Однажды утром, преодолевая отвращение к тому грузу, который он должен взвалить на себя, а главное, в надежде раскрыть загадку смерти отца, Руджеро уговорил мать и вошел наконец в отцовский кабинет. На мгновение он рассердился на отца, который не оставил даже записки ни о причине своего поступка, ни о том, что им делать дальше. Но это продлилось всего мгновение, потому что при виде открытого ящика стола с привычными вещами Руджеро разрыдался. Сколько раз в детстве, тайком от отца, не позволявшего расхищать свои сокровища, приходил он сюда порыться в этих карандашах, ластиках, ножах для бумаги, скрепках… Руджеро достал из кармана связку ключей, которую дала ему мать, и уставился на них с таким чувством, будто собирается совершить святотатство. Но он быстро взял себя в руки. «Папы больше нет», – мысленно сказал он и отпер нижний ящик стола.

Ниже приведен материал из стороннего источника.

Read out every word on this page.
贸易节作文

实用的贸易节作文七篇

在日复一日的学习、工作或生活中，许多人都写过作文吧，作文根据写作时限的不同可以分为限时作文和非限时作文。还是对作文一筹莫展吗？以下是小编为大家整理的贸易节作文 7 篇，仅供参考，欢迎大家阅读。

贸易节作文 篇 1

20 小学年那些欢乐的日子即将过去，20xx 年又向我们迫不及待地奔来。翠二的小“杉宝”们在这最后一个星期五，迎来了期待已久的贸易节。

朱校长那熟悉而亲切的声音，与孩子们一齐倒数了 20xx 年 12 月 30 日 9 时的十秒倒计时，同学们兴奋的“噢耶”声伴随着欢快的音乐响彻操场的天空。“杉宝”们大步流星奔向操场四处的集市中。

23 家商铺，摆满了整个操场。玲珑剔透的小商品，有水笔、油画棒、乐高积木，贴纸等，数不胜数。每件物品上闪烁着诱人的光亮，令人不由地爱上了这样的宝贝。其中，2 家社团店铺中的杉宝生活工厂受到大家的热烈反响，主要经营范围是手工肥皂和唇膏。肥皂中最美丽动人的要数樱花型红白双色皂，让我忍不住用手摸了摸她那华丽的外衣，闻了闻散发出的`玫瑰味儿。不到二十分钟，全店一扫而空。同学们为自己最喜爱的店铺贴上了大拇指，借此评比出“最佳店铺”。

Там лежала старая кожаная папка, на которую была наклеена этикетка с надписью «Джулио Губитози». Он открыл ее и быстро пролистал содержимое. Все было тщательно систематизировано и находилось в идеальном порядке, это успокоило Руджеро. Интересно, было ли так всегда, или отец привел бумаги в порядок перед тем, как уйти из жизни? Руджеро не стал долго раздумывать об этом. Радуясь, что все на своих местах, он решил связаться с Джулио.
Потом он открыл левый ящик, тоже запертый на ключ; там были папки с историями болезней. Его внимание привлекла одна из них, единственная, где не было этикетки. Он взял ее и положил на стол. В папке лежала не обычная медицинская карта, которые Руджеро не раз видел в клинике, когда приходил к отцу. Возможно, это карта одного из немногих пациентов, которых отец лечил в частном порядке. Руджеро открыл папку. Взял в руки первый лист. Там стоял штамп римской больницы имени Умберто I.